Ein ESG-Rating-Anbieter, der nebenbei Beratungsleistungen anbietet, könnte beispielsweise in einen Interessenkonflikt geraten – und die Regulierungsbehörden möchten sicherstellen, dass sie unparteiisch bleiben.
Der Schritt ist auch der jüngste Kampf im Kampf der EU gegen Greenwashing – die EU hat kürzlich die ungerechtfertigte Verwendung von Begriffen wie „klimaneutral“ oder „biologisch abbaubar“ für den Verkauf von Produkten verboten und eingeschränkt, wann Vermögensverwalter Fonds als nachhaltig bewerben dürfen.

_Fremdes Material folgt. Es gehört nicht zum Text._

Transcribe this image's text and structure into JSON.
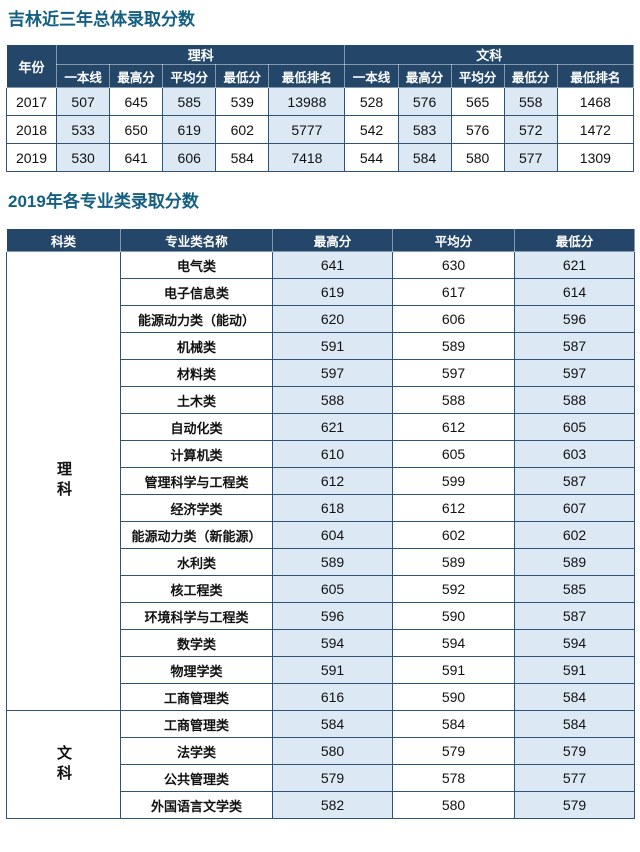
{
  "page": {
    "title1": "吉林近三年总体录取分数",
    "title2": "2019年各专业类录取分数"
  },
  "colors": {
    "title": "#156082",
    "header_bg": "#234669",
    "cell_alt": "#dce9f4",
    "border": "#2f5376"
  },
  "overall_table": {
    "header": {
      "year": "年份",
      "science": "理科",
      "arts": "文科",
      "sub": [
        "一本线",
        "最高分",
        "平均分",
        "最低分",
        "最低排名"
      ]
    },
    "rows": [
      {
        "cells": [
          "2017",
          "507",
          "645",
          "585",
          "539",
          "13988",
          "528",
          "576",
          "565",
          "558",
          "1468"
        ]
      },
      {
        "cells": [
          "2018",
          "533",
          "650",
          "619",
          "602",
          "5777",
          "542",
          "583",
          "576",
          "572",
          "1472"
        ]
      },
      {
        "cells": [
          "2019",
          "530",
          "641",
          "606",
          "584",
          "7418",
          "544",
          "584",
          "580",
          "577",
          "1309"
        ]
      }
    ]
  },
  "major_table": {
    "header": [
      "科类",
      "专业类名称",
      "最高分",
      "平均分",
      "最低分"
    ],
    "groups": [
      {
        "label": "理科",
        "rows": [
          {
            "name": "电气类",
            "max": "641",
            "avg": "630",
            "min": "621"
          },
          {
            "name": "电子信息类",
            "max": "619",
            "avg": "617",
            "min": "614"
          },
          {
            "name": "能源动力类（能动）",
            "max": "620",
            "avg": "606",
            "min": "596"
          },
          {
            "name": "机械类",
            "max": "591",
            "avg": "589",
            "min": "587"
          },
          {
            "name": "材料类",
            "max": "597",
            "avg": "597",
            "min": "597"
          },
          {
            "name": "土木类",
            "max": "588",
            "avg": "588",
            "min": "588"
          },
          {
            "name": "自动化类",
            "max": "621",
            "avg": "612",
            "min": "605"
          },
          {
            "name": "计算机类",
            "max": "610",
            "avg": "605",
            "min": "603"
          },
          {
            "name": "管理科学与工程类",
            "max": "612",
            "avg": "599",
            "min": "587"
          },
          {
            "name": "经济学类",
            "max": "618",
            "avg": "612",
            "min": "607"
          },
          {
            "name": "能源动力类（新能源）",
            "max": "604",
            "avg": "602",
            "min": "602"
          },
          {
            "name": "水利类",
            "max": "589",
            "avg": "589",
            "min": "589"
          },
          {
            "name": "核工程类",
            "max": "605",
            "avg": "592",
            "min": "585"
          },
          {
            "name": "环境科学与工程类",
            "max": "596",
            "avg": "590",
            "min": "587"
          },
          {
            "name": "数学类",
            "max": "594",
            "avg": "594",
            "min": "594"
          },
          {
            "name": "物理学类",
            "max": "591",
            "avg": "591",
            "min": "591"
          },
          {
            "name": "工商管理类",
            "max": "616",
            "avg": "590",
            "min": "584"
          }
        ]
      },
      {
        "label": "文科",
        "rows": [
          {
            "name": "工商管理类",
            "max": "584",
            "avg": "584",
            "min": "584"
          },
          {
            "name": "法学类",
            "max": "580",
            "avg": "579",
            "min": "579"
          },
          {
            "name": "公共管理类",
            "max": "579",
            "avg": "578",
            "min": "577"
          },
          {
            "name": "外国语言文学类",
            "max": "582",
            "avg": "580",
            "min": "579"
          }
        ]
      }
    ]
  }
}
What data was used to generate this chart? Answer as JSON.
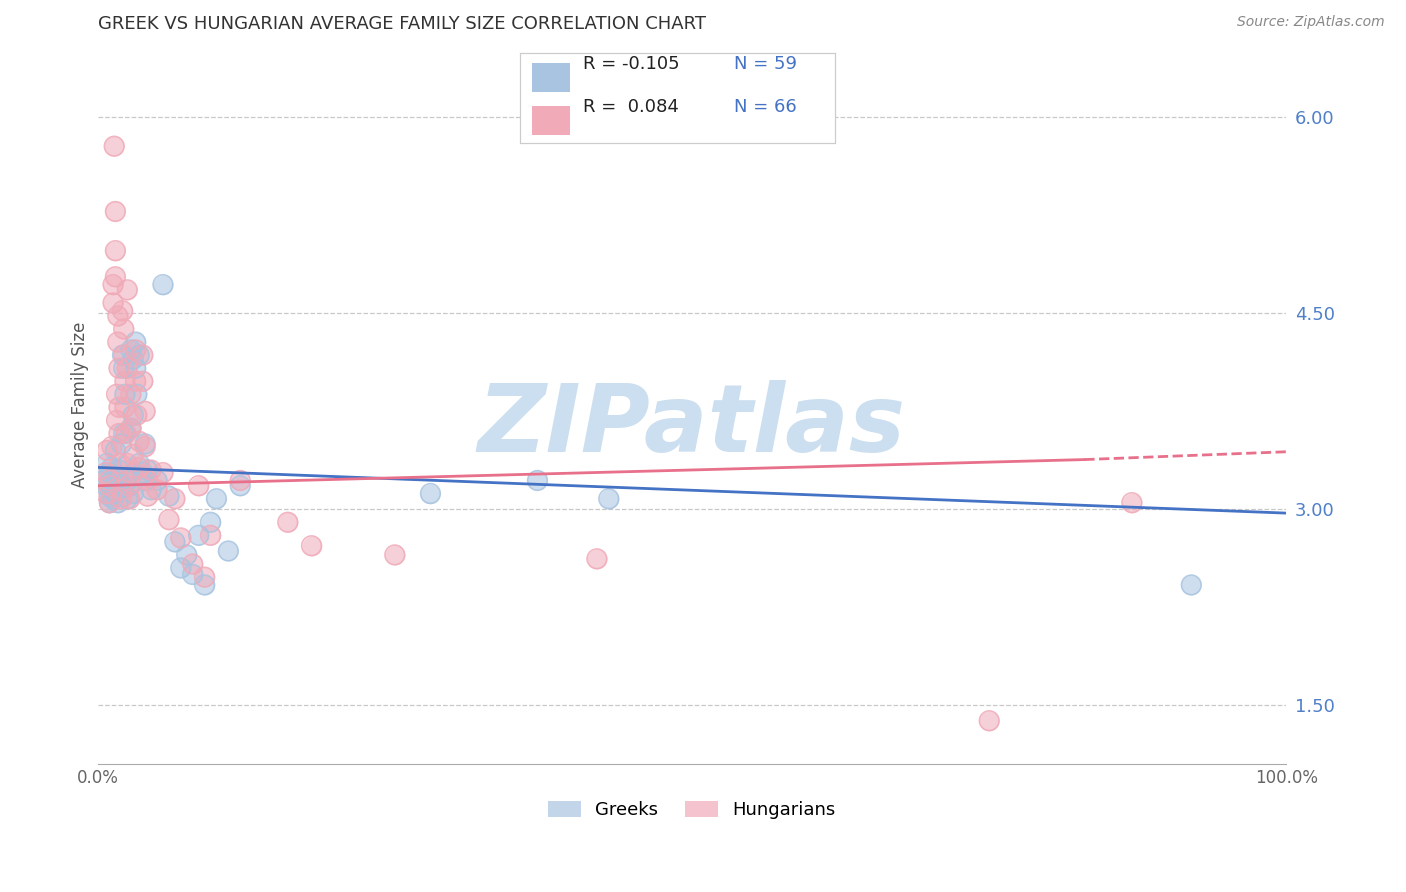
{
  "title": "GREEK VS HUNGARIAN AVERAGE FAMILY SIZE CORRELATION CHART",
  "source": "Source: ZipAtlas.com",
  "ylabel": "Average Family Size",
  "yticks_right": [
    1.5,
    3.0,
    4.5,
    6.0
  ],
  "xlim": [
    0.0,
    1.0
  ],
  "ylim": [
    1.05,
    6.55
  ],
  "greek_color": "#a8c4e0",
  "hungarian_color": "#f0aab8",
  "greek_line_color": "#4472c4",
  "hungarian_line_color": "#e8708a",
  "greek_R": -0.105,
  "greek_N": 59,
  "hungarian_R": 0.084,
  "hungarian_N": 66,
  "watermark": "ZIPatlas",
  "watermark_color": "#ccdff0",
  "greek_trend": [
    0.0,
    3.32,
    1.0,
    2.97
  ],
  "hungarian_trend_solid": [
    0.0,
    3.18,
    0.83,
    3.38
  ],
  "hungarian_trend_dash": [
    0.83,
    3.38,
    1.0,
    3.44
  ],
  "greek_scatter": [
    [
      0.005,
      3.22
    ],
    [
      0.007,
      3.18
    ],
    [
      0.008,
      3.35
    ],
    [
      0.01,
      3.28
    ],
    [
      0.01,
      3.1
    ],
    [
      0.01,
      3.05
    ],
    [
      0.012,
      3.32
    ],
    [
      0.012,
      3.15
    ],
    [
      0.013,
      3.08
    ],
    [
      0.013,
      3.22
    ],
    [
      0.015,
      3.45
    ],
    [
      0.015,
      3.12
    ],
    [
      0.015,
      3.25
    ],
    [
      0.016,
      3.18
    ],
    [
      0.017,
      3.05
    ],
    [
      0.018,
      3.3
    ],
    [
      0.018,
      3.2
    ],
    [
      0.02,
      3.5
    ],
    [
      0.02,
      3.15
    ],
    [
      0.021,
      4.18
    ],
    [
      0.022,
      3.58
    ],
    [
      0.022,
      4.08
    ],
    [
      0.023,
      3.88
    ],
    [
      0.025,
      3.22
    ],
    [
      0.025,
      3.08
    ],
    [
      0.027,
      3.18
    ],
    [
      0.028,
      4.22
    ],
    [
      0.028,
      3.62
    ],
    [
      0.03,
      4.15
    ],
    [
      0.03,
      3.72
    ],
    [
      0.03,
      3.28
    ],
    [
      0.03,
      3.12
    ],
    [
      0.032,
      4.28
    ],
    [
      0.032,
      4.08
    ],
    [
      0.033,
      3.88
    ],
    [
      0.035,
      4.18
    ],
    [
      0.035,
      3.35
    ],
    [
      0.038,
      3.28
    ],
    [
      0.04,
      3.5
    ],
    [
      0.04,
      3.22
    ],
    [
      0.042,
      3.3
    ],
    [
      0.045,
      3.15
    ],
    [
      0.05,
      3.22
    ],
    [
      0.055,
      4.72
    ],
    [
      0.06,
      3.1
    ],
    [
      0.065,
      2.75
    ],
    [
      0.07,
      2.55
    ],
    [
      0.075,
      2.65
    ],
    [
      0.08,
      2.5
    ],
    [
      0.085,
      2.8
    ],
    [
      0.09,
      2.42
    ],
    [
      0.095,
      2.9
    ],
    [
      0.1,
      3.08
    ],
    [
      0.11,
      2.68
    ],
    [
      0.12,
      3.18
    ],
    [
      0.28,
      3.12
    ],
    [
      0.37,
      3.22
    ],
    [
      0.43,
      3.08
    ],
    [
      0.92,
      2.42
    ]
  ],
  "hungarian_scatter": [
    [
      0.007,
      3.28
    ],
    [
      0.007,
      3.12
    ],
    [
      0.008,
      3.45
    ],
    [
      0.01,
      3.22
    ],
    [
      0.01,
      3.05
    ],
    [
      0.01,
      3.18
    ],
    [
      0.012,
      3.48
    ],
    [
      0.013,
      4.72
    ],
    [
      0.013,
      4.58
    ],
    [
      0.014,
      5.78
    ],
    [
      0.015,
      5.28
    ],
    [
      0.015,
      4.98
    ],
    [
      0.015,
      4.78
    ],
    [
      0.016,
      3.88
    ],
    [
      0.016,
      3.68
    ],
    [
      0.017,
      4.48
    ],
    [
      0.017,
      4.28
    ],
    [
      0.018,
      4.08
    ],
    [
      0.018,
      3.78
    ],
    [
      0.018,
      3.58
    ],
    [
      0.019,
      3.35
    ],
    [
      0.02,
      3.15
    ],
    [
      0.02,
      3.08
    ],
    [
      0.021,
      4.52
    ],
    [
      0.022,
      4.38
    ],
    [
      0.022,
      4.18
    ],
    [
      0.023,
      3.98
    ],
    [
      0.023,
      3.78
    ],
    [
      0.024,
      3.58
    ],
    [
      0.025,
      4.68
    ],
    [
      0.025,
      4.08
    ],
    [
      0.025,
      3.35
    ],
    [
      0.026,
      3.18
    ],
    [
      0.027,
      3.08
    ],
    [
      0.028,
      3.88
    ],
    [
      0.028,
      3.62
    ],
    [
      0.03,
      3.42
    ],
    [
      0.03,
      3.28
    ],
    [
      0.032,
      4.22
    ],
    [
      0.032,
      3.98
    ],
    [
      0.033,
      3.72
    ],
    [
      0.035,
      3.52
    ],
    [
      0.035,
      3.32
    ],
    [
      0.038,
      4.18
    ],
    [
      0.038,
      3.98
    ],
    [
      0.04,
      3.75
    ],
    [
      0.04,
      3.48
    ],
    [
      0.042,
      3.22
    ],
    [
      0.042,
      3.1
    ],
    [
      0.045,
      3.3
    ],
    [
      0.05,
      3.15
    ],
    [
      0.055,
      3.28
    ],
    [
      0.06,
      2.92
    ],
    [
      0.065,
      3.08
    ],
    [
      0.07,
      2.78
    ],
    [
      0.08,
      2.58
    ],
    [
      0.085,
      3.18
    ],
    [
      0.09,
      2.48
    ],
    [
      0.095,
      2.8
    ],
    [
      0.12,
      3.22
    ],
    [
      0.16,
      2.9
    ],
    [
      0.18,
      2.72
    ],
    [
      0.25,
      2.65
    ],
    [
      0.42,
      2.62
    ],
    [
      0.75,
      1.38
    ],
    [
      0.87,
      3.05
    ]
  ]
}
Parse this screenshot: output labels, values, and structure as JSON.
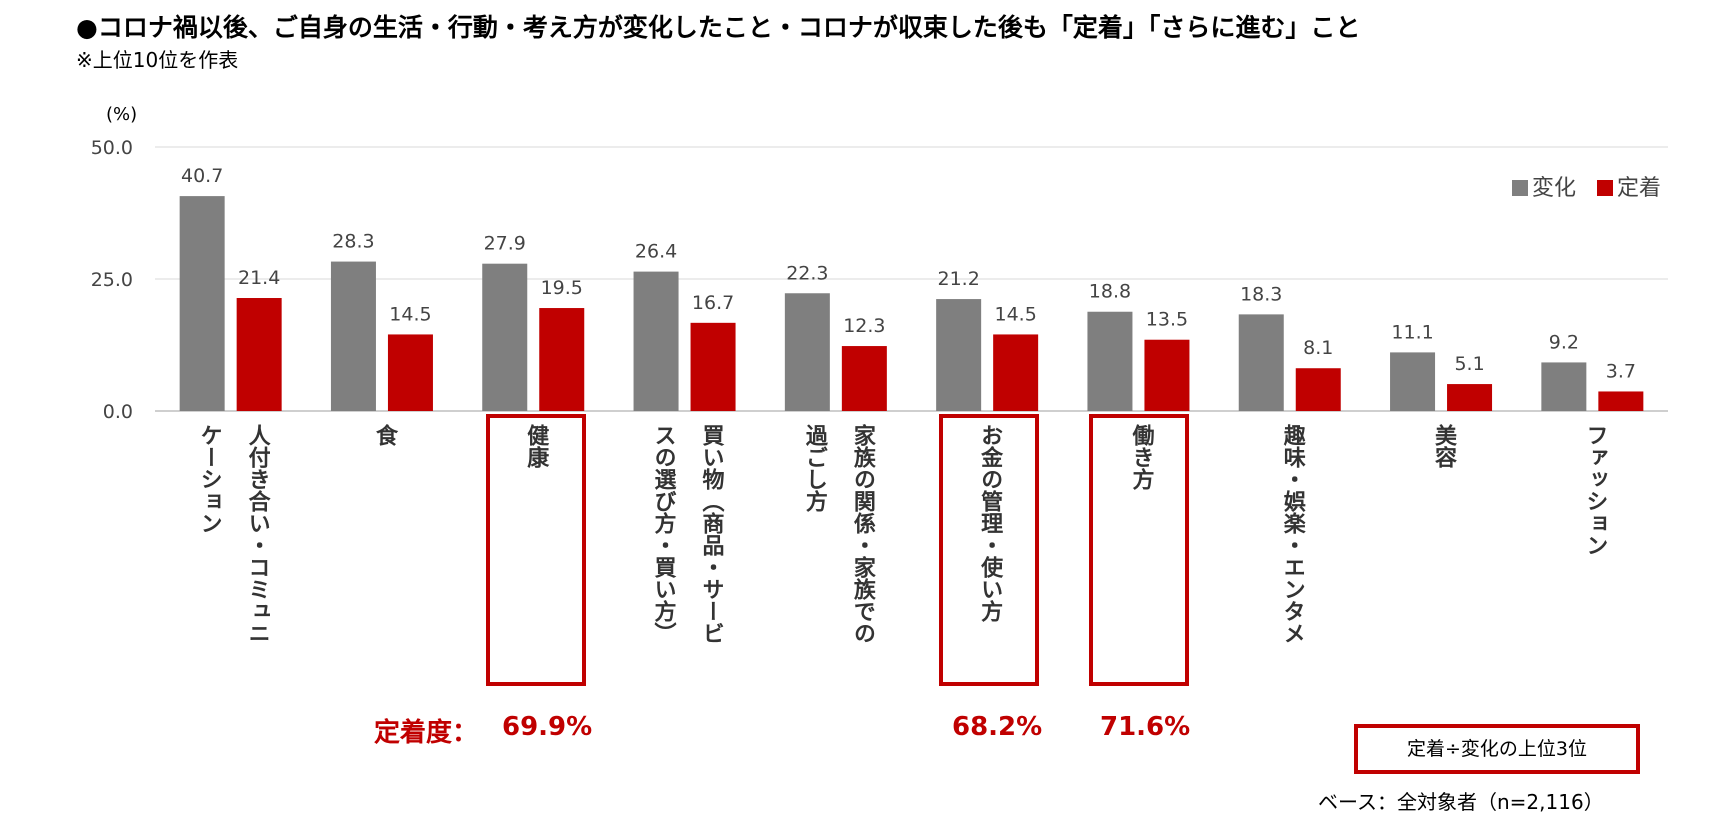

Entscheidungsträger wie Christine Lagarde von der Europäischen Zentralbank haben mehr EU-Finanzmarktbefugnisse gefordert und gehofft, dass eine zentrale Agentur auf Augenhöhe mit der US-Börsenaufsichtsbehörde Securities and Exchange Commission die europäischen Kapitalmärkte stärken könnte.
Da die Mitgliedstaaten jedoch lieber die Kontrolle bei den nationalen Regulierungsbehörden behalten möchten, zeigen sie sich zurückhaltend, sodass die Aufsichtsbefugnisse der ESMA weiterhin auf relativ kleine Bereiche wie Ratingagenturen und Transaktionsregister beschränkt bleiben.
In einer separaten Trilogdiskussion, die heute ebenfalls zu den EU-Marktinfrastrukturregeln stattfindet, wird darüber diskutiert, ob der ESMA Befugnisse zur Überwachung von in der EU ansässigen Clearingstellen übertragen werden sollen.